This article examines how a high-profile open-air concert in Medellín navigated weather risk using a bespoke parametric insurance policy. With heavy rain forecast days before the Bad Bunny shows and traditional event-cancellation coverage unavailable so close to the event, stakeholders relied on local, on-site data collection to quantify risk and trigger payouts.
This enabled the performances to proceed as planned. This post analyzes the structure, the data infrastructure, and the implications for weather risk management in live events.
Context: weather risk at open-air events in Medellín
Medellín’s microclimates complicate weather data, and the nearest official weather sensor sat roughly a mile from the Atanasio Girardot stadium, making it an unreliable trigger for near-venue conditions. The combination of heavy rainfall and high-ticket, premium concerts creates substantial financial exposure for organizers and insurers alike.
To close the coverage gap, brokers installed a temporary on-site weather station and a backup rain gauge within the stadium, delivering granular, trustworthy observations right at the venue. By reducing the distance between measurement and reality, the risk of “basis risk”—where rain at the venue isn’t captured by distant stations—was substantially decreased.
The arrangement also underscored how portable, high-quality sensors have become affordable enough for rapid deployment by a single technician. This signals a notable shift in weather risk underwriting for live events.
The parametric approach: on-site data, triggers, and payouts
The bespoke policy, underwritten by Descartes Underwriting, is designed to trigger payouts based on predefined rainfall thresholds rather than loss surveys. Payouts scale with the severity of rainfall up to a capped limit, enabling a transparent, automatic settlement that aligns with actual weather impact on the event.
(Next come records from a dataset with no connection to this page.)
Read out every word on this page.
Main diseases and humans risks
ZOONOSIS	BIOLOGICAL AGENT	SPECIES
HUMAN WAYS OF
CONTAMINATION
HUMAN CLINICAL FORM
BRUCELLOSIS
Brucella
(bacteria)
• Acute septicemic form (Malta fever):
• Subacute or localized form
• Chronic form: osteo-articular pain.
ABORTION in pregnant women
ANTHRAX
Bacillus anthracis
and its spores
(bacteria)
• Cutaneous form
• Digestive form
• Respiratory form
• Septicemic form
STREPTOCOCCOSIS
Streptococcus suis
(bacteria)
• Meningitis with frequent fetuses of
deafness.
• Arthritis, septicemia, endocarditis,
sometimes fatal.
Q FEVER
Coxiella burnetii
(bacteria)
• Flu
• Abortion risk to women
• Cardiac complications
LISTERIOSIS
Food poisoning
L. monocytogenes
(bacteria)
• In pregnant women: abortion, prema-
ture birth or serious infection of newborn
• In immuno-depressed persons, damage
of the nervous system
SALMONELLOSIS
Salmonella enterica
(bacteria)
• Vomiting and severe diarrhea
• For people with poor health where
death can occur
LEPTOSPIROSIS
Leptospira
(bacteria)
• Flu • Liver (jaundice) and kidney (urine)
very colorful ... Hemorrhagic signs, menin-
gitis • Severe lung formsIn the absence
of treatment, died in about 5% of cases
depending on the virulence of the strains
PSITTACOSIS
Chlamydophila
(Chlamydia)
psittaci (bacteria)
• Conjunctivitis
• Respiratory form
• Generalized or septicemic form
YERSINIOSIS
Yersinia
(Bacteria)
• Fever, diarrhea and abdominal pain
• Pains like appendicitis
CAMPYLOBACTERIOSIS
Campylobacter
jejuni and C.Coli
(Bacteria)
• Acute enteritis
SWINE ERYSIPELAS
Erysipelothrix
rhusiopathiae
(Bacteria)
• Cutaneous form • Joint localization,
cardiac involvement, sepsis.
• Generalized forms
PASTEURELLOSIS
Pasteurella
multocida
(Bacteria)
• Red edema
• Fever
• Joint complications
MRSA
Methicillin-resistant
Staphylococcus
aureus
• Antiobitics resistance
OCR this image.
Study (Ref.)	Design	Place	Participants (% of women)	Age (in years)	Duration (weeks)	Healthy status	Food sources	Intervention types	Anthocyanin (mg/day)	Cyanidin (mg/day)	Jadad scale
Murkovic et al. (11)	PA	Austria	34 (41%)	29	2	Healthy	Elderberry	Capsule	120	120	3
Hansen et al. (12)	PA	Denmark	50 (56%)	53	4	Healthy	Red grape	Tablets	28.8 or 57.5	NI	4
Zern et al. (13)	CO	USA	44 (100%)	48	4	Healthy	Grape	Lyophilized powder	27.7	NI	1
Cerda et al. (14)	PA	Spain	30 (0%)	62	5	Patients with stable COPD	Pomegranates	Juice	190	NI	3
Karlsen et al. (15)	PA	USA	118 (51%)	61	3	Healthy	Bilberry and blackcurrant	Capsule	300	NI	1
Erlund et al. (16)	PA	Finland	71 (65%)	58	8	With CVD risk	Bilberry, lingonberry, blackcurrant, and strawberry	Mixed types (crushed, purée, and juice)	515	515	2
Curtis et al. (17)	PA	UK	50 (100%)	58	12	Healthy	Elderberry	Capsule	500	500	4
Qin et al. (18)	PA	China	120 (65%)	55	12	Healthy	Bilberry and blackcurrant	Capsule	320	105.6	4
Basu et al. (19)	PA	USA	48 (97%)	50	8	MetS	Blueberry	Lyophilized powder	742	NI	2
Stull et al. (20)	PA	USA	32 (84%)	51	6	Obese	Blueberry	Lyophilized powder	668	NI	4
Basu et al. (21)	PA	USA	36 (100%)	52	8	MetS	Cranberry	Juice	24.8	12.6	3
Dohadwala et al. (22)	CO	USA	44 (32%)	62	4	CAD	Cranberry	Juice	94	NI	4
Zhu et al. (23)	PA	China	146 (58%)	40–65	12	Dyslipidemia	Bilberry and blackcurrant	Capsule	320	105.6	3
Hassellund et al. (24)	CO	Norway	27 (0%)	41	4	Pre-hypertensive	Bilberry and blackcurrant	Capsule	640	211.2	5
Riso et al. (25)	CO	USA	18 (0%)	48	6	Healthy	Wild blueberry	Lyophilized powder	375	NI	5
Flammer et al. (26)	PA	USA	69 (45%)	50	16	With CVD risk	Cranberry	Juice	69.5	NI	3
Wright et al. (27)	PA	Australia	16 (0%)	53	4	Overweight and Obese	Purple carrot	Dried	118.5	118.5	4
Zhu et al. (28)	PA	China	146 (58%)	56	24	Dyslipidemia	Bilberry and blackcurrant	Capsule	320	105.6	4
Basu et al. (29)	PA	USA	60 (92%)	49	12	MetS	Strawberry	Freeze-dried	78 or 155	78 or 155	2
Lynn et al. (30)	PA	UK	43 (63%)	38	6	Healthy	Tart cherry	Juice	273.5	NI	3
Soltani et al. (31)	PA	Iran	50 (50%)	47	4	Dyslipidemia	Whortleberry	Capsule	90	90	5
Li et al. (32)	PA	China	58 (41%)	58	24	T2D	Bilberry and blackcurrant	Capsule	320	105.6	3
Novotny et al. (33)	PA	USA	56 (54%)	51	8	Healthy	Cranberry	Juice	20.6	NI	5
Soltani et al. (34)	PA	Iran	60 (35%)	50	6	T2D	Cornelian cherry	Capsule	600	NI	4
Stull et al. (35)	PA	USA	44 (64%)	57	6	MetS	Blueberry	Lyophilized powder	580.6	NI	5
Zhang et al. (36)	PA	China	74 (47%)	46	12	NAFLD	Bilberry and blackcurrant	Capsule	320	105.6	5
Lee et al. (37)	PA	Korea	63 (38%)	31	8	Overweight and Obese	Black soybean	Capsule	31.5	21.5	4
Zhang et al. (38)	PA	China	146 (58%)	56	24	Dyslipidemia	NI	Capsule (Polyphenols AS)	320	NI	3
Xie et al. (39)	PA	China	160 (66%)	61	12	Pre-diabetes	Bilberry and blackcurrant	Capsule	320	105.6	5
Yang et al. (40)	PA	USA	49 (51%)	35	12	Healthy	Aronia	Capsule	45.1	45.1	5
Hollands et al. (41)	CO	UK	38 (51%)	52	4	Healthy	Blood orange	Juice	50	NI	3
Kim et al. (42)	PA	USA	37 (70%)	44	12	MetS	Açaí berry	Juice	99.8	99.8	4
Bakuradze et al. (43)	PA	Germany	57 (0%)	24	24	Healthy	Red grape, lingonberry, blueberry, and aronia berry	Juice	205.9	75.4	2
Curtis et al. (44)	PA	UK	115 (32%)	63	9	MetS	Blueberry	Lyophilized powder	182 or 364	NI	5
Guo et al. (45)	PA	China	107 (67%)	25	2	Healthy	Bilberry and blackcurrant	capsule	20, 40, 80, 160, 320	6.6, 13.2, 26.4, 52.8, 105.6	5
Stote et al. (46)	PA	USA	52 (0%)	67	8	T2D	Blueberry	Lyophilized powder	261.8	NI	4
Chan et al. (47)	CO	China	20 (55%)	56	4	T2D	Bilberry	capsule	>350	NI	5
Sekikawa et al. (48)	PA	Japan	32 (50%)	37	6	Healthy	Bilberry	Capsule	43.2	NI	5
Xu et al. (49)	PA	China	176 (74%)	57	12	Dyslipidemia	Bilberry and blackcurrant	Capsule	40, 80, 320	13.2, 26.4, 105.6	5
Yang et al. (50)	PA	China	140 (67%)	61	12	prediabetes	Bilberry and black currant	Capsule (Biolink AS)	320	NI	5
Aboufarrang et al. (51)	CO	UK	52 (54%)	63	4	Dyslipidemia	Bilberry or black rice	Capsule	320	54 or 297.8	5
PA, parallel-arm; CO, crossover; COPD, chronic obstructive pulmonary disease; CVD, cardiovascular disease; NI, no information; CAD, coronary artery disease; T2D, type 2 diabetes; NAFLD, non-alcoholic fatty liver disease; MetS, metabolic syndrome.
On-site sensors captured multiple atmospheric variables—not only precipitation—to build a robust risk signal and prevent manipulation. This delivers what industry participants call “statistical security.”
Descartes stated its capacity to underwrite up to $80 million per contract for weather risks, though the exact coverage for these concerts was not disclosed. The approach highlights a shift from broad, generalized insurance toward bespoke, data-driven parametric solutions that can be tailored to specific venues and events.
Key components of the policy
- On-site weather station and a backup rain gauge inside the stadium for real-time data collection.
- Predefined rainfall thresholds that trigger automatic payouts, with benefits scaling to the intensity of rainfall.
- Multiple atmospheric variables measured to provide a more complete picture and prevent data manipulation.
- Statistical security to ensure data integrity and credible settlements.
- Limit caps to define maximum payouts per event and maintain portfolio balance.
- Operational deployment by a single technician using portable sensors, reducing setup time and cost.
- Underwriter Descartes Underwriting with disclosed capacity up to $80 million per contract.
Outcomes and implications for the insured and the market
The concerts proceeded without weather disruption. Three days later, Medellín experienced heavy rains, highlighting the value of a proactive contingency that relies on local data rather than distant weather stations.
Industry participants suggest this model reduces underwriting uncertainty and may lower client costs, expanding parametric solutions to other weather-sensitive industries and live events, such as stadiums, outdoor festivals, and even large-scale construction timelines.
As climate variability intensifies, the combination of on-site measurement, transparent triggers, and scalable capacity promises to reshape how the entertainment sector—and other weather-exposed sectors—approach contingency planning.
Broader significance for weather risk management in live events
From the perspective of a seasoned scientist, the Medellín example demonstrates how parametric insurance can align incentives among event organizers, insurers, and local communities. It also reduces the friction associated with traditional methods.
The case points to a future where local weather data quality assurance and sensor reliability become baseline expectations for major events. This enables faster payouts, tighter budgets, and greater resilience in the face of climate-driven variability.